Partilhar via


Confiança de Conteúdo do Docker

Azure DevOps Services

O Docker Content Trust (DCT) permite-lhe utilizar assinaturas digitais para dados enviados e recebidos de registos remotos do Docker. Estas assinaturas permitem a verificação do lado do cliente ou do runtime da integridade e do publicador de etiquetas de imagem específicas.

Nota

Um pré-requisito para assinar uma imagem é um Registo do Docker com um servidor notário anexado (os exemplos incluem Docker Hub ou Azure Container Registry)

Assinar imagens nos Pipelines do Azure

Pré-requisitos no computador de desenvolvimento

  1. Utilize o gerador incorporado do Docker Trust ou gere manualmente o par de chaves de delegação. Se o gerador incorporado for utilizado, a chave privada de delegação é importada para o arquivo de fidedignidade do Docker local. Caso contrário, a chave privada terá de ser importada manualmente para o arquivo de fidedignidade do Docker local.
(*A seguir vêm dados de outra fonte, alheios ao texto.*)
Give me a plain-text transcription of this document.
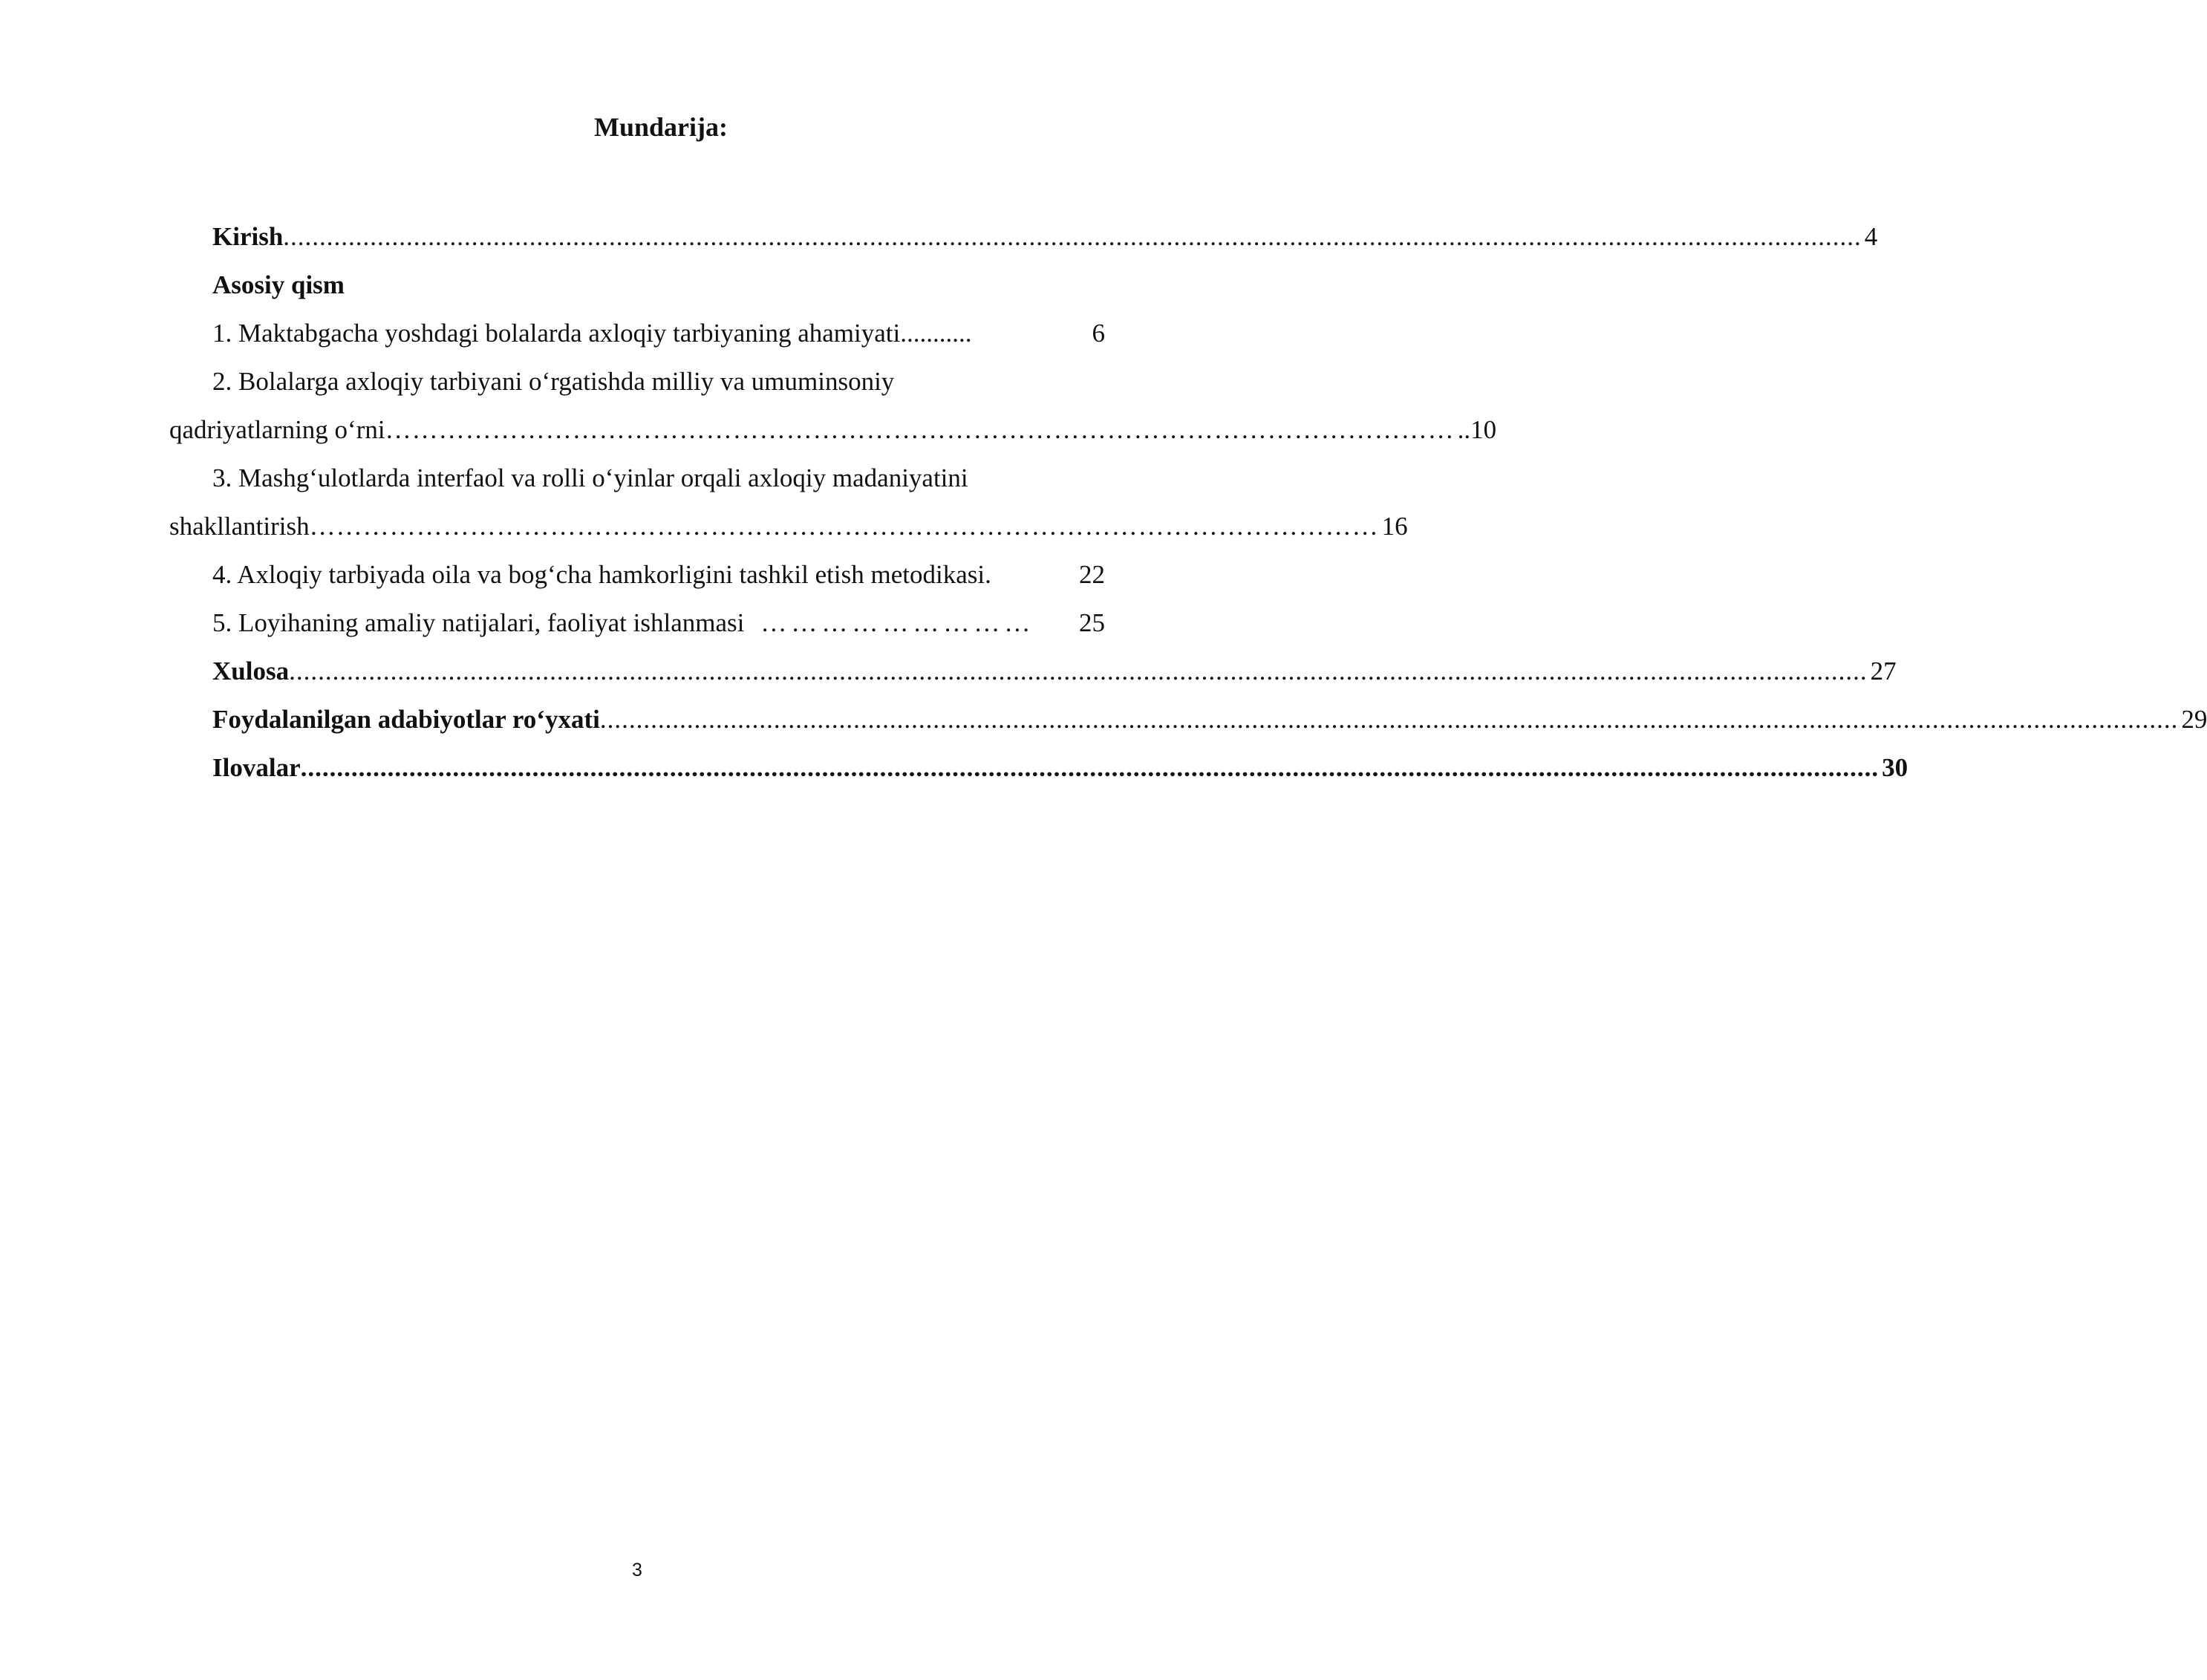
Mundarija:
Kirish .......................................................................................................................................................................................................................... 4
Asosiy qism
1. Maktabgacha yoshdagi bolalarda axloqiy tarbiyaning ahamiyati...........	6
2. Bolalarga axloqiy tarbiyani o‘rgatishda milliy va umuminsoniy
qadriyatlarning o‘rni ………………………………………………………………………………………………………… ..10
3. Mashg‘ulotlarda interfaol va rolli o‘yinlar orqali axloqiy madaniyatini
shakllantirish ………………………………………………………………………………………………………… 16
4. Axloqiy tarbiyada oila va bog‘cha hamkorligini tashkil etish metodikasi.	22
5. Loyihaning amaliy natijalari, faoliyat ishlanmasi ……………………… 25
Xulosa .......................................................................................................................................................................................................................... 27
Foydalanilgan adabiyotlar ro‘yxati .......................................................................................................................................................................................................................... 29
Ilovalar .......................................................................................................................................................................................................................... 30
3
Veja Manualmente Gerar Chaves para obter detalhes.
  2. Com a chave de delegação gerada a partir do passo acima, carregue a primeira chave para uma delegação e inicie o repositório

Dica

Para ver a lista de chaves de Delegação local, utilize a CLI do Notary para executar o seguinte comando: $ notary key list.

Configurar o pipeline para assinar imagens

  1. Pegue na chave privada de delegação, que se encontra no arquivo de confiança local do Docker do seu computador de desenvolvimento utilizado anteriormente, e adicione o mesmo que um ficheiro seguro em Pipelines.

  2. Autorize este ficheiro seguro para utilização em todos os pipelines.

  3. O principal de serviço associado containerRegistryServiceConnection tem de ter a função AcrImageSigner no registo de contentor de destino.

  4. Crie um pipeline com base no seguinte fragmento YAML:

    pool:
      vmImage: 'Ubuntu 16.04'
    
    variables:
      system.debug: true
      containerRegistryServiceConnection: serviceConnectionName
      imageRepository: foobar/content-trust
      tag: test
    
    steps:
    - task: Docker@2
      inputs:
        command: login
        containerRegistry: $(containerRegistryServiceConnection)
    
    - task: DownloadSecureFile@1
      name: privateKey
      inputs:
        secureFile: cc8f3c6f998bee63fefaaabc5a2202eab06867b83f491813326481f56a95466f.key
    - script: |
        mkdir -p $(DOCKER_CONFIG)/trust/private
        cp $(privateKey.secureFilePath) $(DOCKER_CONFIG)/trust/private
    
    - task: Docker@2
      inputs:
        command: build
        Dockerfile: '**/Dockerfile'
        containerRegistry: $(containerRegistryServiceConnection)
        repository: $(imageRepository)
        tags: |
          $(tag)
        arguments: '--disable-content-trust=false'
    
    - task: Docker@2
      inputs: 
        command: push
        containerRegistry: $(containerRegistryServiceConnection)
        repository: $(imageRepository)
        tags: |
          $(tag)
        arguments: '--disable-content-trust=false'
      env:
        DOCKER_CONTENT_TRUST_REPOSITORY_PASSPHRASE: $(DOCKER_CONTENT_TRUST_REPOSITORY_PASSPHRASE)
    

    No exemplo anterior, a DOCKER_CONFIG variável é definida pelo login comando na tarefa do Docker. Recomendamos que configure DOCKER_CONTENT_TRUST_REPOSITORY_PASSPHRASE como uma variável secreta para o pipeline. A abordagem alternativa da utilização de uma variável de pipeline no YAML expõe a frase de acesso em texto simples. DOCKER_CONTENT_TRUST_REPOSITORY_PASSPHRASE neste exemplo, refere-se à frase de acesso da chave privada (não à frase de acesso do repositório). Neste exemplo, só precisamos da frase de acesso da chave privada porque o repositório já foi iniciado (pré-requisitos).